The failure is reproducible.
test_29()
{
...
- actually send a RPC to make service at_current confined within at_max
$LFS setquota -u $TSTUSR -b 0 -B $BLK_LIMIT -i 0 -I 0 $DIR || error "should succeed"
<=== succeeded
#define OBD_FAIL_MDS_QUOTACTL_NET 0x12e
lustre_fail mds 0x12e
<==== fine
$LFS setquota -u $TSTUSR -b 0 -B $BLK_LIMIT -i 0 -I 0 $DIR & pid=$!
<==== "setquota failed: Transport endpoint is not connected"

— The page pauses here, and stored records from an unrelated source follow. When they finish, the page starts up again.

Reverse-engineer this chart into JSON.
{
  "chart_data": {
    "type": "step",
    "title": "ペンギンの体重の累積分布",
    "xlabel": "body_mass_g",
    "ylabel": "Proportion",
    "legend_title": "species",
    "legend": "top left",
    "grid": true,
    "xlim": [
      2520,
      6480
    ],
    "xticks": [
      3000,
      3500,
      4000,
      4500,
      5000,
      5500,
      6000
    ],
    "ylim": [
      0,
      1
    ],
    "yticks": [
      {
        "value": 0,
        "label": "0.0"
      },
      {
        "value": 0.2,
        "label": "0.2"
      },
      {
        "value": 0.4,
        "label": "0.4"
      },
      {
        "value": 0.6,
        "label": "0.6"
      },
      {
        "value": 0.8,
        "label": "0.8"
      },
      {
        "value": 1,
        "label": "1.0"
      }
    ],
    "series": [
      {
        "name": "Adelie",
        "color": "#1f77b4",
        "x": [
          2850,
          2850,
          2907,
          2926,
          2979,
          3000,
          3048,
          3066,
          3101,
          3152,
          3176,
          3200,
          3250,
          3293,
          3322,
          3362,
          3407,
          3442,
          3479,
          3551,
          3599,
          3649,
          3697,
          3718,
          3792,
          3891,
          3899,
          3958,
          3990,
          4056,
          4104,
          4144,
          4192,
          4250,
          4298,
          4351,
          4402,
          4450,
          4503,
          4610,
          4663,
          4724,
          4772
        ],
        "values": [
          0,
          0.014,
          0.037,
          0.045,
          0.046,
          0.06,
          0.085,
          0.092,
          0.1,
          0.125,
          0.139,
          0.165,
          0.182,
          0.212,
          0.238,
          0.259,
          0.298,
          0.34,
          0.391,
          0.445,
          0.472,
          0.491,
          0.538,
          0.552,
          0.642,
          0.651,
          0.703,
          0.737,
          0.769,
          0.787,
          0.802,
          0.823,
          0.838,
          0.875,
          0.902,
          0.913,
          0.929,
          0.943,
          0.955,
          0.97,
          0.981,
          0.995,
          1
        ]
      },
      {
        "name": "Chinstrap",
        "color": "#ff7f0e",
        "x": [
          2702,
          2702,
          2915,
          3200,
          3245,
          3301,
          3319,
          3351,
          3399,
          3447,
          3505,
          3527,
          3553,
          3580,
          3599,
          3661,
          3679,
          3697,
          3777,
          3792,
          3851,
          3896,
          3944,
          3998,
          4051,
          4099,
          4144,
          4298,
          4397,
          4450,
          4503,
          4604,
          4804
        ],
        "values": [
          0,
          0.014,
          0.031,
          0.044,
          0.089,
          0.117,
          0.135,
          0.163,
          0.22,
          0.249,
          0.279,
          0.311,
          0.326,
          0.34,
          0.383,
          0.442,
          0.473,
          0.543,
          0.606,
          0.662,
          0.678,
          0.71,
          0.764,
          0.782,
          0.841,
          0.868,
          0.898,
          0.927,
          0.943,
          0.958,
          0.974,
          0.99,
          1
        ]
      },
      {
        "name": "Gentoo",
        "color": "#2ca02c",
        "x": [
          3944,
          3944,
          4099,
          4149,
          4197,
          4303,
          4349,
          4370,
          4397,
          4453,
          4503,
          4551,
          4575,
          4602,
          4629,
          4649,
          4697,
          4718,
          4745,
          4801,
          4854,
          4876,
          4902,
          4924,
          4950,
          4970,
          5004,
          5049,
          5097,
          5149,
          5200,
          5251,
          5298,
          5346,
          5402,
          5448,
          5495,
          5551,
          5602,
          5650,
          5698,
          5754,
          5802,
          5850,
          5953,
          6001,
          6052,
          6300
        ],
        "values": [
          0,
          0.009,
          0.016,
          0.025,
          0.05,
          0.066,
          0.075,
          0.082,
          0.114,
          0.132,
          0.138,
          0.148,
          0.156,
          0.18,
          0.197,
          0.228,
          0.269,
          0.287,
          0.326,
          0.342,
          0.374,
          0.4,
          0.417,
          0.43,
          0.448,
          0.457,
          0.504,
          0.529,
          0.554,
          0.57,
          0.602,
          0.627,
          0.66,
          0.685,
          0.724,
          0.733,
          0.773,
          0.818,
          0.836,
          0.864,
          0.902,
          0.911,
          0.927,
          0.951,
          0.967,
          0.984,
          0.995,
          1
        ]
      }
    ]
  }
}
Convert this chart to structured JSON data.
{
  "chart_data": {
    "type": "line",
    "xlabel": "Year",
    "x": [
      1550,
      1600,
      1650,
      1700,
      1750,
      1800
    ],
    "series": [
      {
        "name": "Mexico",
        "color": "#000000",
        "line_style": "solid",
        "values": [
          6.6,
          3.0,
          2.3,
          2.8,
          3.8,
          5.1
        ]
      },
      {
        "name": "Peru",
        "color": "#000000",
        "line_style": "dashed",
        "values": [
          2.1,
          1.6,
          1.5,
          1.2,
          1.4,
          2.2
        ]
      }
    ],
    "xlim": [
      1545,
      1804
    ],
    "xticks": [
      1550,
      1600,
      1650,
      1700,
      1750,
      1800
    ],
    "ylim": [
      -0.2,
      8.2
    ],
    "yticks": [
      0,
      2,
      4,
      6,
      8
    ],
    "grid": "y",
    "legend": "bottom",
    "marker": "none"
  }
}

echo "sleeping for 10 * 1.25 + 5 + 10 seconds"
sleep 28
ps -p $pid && error "lfs hadn't finished by timeout"
<==== the process still alive. Die later due to timeout.
...
Is "setquota failed: Transport endpoint is not connected" error expected?
I saw that in the test log.
Was that the result of "lustre_fail mds 0x12e", or did that mean the mds did not see the lustre_fail request? Remote commands were sent via pdsh.
If I tried a "sleep 40" (instead of "sleep 28" after that, the lfs
command timed out before the check and the test passed. It seems
the sleep formula "10 * 1.25 + 5 + 10 seconds" is not long enough?